HTTP vs. HTTPS: What's the Difference?
HTTP (Hypertext Transfer Protocol) and HTTPS (Hypertext Transfer Protocol Secure) are both protocols for transferring information across the web. The main difference between the two is the level of security they provide.
HTTP transfers data in plain text, making it vulnerable to potential interception or tampering. This increases the risk of data breaches or threats such as Man-in-the-Middle (MitM) attacks.
HTTPS is essentially a secure version of HTTP. It uses SSL (Secure Sockets Layer) or TLS (Transport Layer Security) to encrypt and authenticate the data transferred, ensuring that data cannot be intercepted and understood by unauthorized entities.
While HTTPS significantly improves your security, it’s not 100% secure. It can protect your data from eavesdropping or tampering as it travels between your browser and the server, but it cannot guarantee absolute safety from all forms of cyber threats.
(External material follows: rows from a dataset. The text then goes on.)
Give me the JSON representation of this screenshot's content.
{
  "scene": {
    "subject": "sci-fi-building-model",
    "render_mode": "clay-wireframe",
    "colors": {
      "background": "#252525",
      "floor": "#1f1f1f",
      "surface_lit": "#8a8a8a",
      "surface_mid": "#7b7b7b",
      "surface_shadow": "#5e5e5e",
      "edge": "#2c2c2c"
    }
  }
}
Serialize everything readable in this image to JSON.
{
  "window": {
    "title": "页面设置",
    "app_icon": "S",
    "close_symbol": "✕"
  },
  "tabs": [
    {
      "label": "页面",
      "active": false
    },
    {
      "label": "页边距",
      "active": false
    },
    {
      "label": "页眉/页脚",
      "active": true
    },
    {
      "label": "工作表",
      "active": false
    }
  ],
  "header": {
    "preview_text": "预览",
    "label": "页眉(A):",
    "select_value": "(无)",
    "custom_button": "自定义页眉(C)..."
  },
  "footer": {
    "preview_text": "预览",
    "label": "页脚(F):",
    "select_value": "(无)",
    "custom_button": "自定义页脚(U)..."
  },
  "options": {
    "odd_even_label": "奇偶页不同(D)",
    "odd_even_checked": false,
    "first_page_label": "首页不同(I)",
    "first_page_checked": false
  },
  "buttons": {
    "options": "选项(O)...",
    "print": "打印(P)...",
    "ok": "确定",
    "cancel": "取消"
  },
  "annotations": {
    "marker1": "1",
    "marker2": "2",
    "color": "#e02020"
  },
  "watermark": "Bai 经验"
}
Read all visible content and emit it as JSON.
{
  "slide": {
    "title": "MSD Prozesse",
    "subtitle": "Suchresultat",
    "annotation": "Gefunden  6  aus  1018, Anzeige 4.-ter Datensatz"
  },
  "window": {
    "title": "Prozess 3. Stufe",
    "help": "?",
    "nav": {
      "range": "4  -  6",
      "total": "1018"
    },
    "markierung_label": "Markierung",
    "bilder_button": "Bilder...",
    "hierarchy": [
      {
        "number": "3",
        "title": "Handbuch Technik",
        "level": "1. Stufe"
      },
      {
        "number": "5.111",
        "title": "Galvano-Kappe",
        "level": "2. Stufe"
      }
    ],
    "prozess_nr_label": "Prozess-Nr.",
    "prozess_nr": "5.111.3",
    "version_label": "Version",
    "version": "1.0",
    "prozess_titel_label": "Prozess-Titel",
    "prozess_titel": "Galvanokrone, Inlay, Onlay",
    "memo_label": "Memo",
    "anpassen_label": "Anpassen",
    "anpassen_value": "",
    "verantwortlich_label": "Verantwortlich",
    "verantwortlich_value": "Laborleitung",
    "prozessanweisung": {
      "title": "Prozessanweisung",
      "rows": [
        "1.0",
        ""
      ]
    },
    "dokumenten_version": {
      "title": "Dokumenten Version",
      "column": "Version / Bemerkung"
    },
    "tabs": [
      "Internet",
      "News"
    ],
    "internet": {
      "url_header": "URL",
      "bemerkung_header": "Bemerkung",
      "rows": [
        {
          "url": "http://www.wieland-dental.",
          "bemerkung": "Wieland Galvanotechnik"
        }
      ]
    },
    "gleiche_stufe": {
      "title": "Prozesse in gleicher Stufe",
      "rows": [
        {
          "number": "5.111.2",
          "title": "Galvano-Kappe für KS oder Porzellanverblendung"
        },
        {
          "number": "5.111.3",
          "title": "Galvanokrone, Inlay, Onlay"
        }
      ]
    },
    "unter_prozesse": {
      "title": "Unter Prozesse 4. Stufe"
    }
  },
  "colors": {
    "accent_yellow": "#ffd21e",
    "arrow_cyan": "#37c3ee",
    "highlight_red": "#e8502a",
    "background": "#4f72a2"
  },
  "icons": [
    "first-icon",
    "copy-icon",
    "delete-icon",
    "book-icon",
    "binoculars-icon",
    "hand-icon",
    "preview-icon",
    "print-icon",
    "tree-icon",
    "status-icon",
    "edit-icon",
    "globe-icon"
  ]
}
You’re still vulnerable to phishing scams, malware, and other vulnerabilities when you’re browsing a HTTPS website. In addition, your ISP can still see all of the websites you visit.
To fully understand the differences between HTTP and HTTPS, we’ll explain each protocol in more detail in this section:
What does HTTP Actually Mean?
In simple terms, HTTP is a universal language that allows the internet to function. As a network protocol standard, it governs how requests are formatted and transmitted between different browsers and web servers, and what actions should be taken in response to specific commands.
Whenever you enter a URL into your browser, that request for information stored on a web server is transmitted via HTTP, allowing communication between disparate systems and devices.
What does HTTPS Actually Mean?
HTTPS fulfills the same function as HTTPS but with an added layer of encryption and validation. It uses either Secure Socket Layer (SSL) or Transport Layer Security (TLS) to protect the data sent between a browser and a web server.
HTTPS connections also use public key encryption to verify that the server being connected to is the legitimate host of the website.
HTTPS encryption and authentication prevents cyber attacks such as DNS hijacking, man-in-the-middle attacks, and domain spoofing, which are much more common with regular unsecured HTTP connections.
The Differences Between HTTP and HTTPS Summarized
Here’s a table explaining the main differences between HTTP and HTTPS:
|Data transmission||Hypertext||Encrypted via SSL or TLS|
|Port number used||80||443|
|Compatibility||Wide ranging||Wide ranging|
|Use cases||Unsecured communication between browsers and websites||Secured communication between browsers and websites|
- Speed: Because HTTPS requires a SSL handshake to initiate encryption, it could be slightly slower than HTTP. However, the computational difference between the two protocols is almost negligible.
- Encryption: HTTP is entirely unencrypted, making it relatively easy for malicious actors to access the data moving between browser and web server. HTTPS uses asymmetric public key cryptography to secure the data being transmitted.
- Data transmission: HTTP transmitted information in open Hypertext, meaning anyone who intercepts it can read the data. HTTPS transmits the data in an encrypted form, meaning even if it is intercepted, it cannot be read.
- Authentication: HTTP offers no form of website authentication. HTTPS uses SSL certificate authentication to verify that a website is secured.
- Port number used: By default, HTTP communication uses port 80 while HTTPS uses port 443.
- Compatibility: Since both HTTP and HTTPS are foundational aspects of how the internet works, they are both compatible with the vast majority of browsers and web servers.
- Use cases: Both HTTP and HTTPS are used to facilitate communication between browsers and web servers, with HTTPS offering more secure encrypted communication.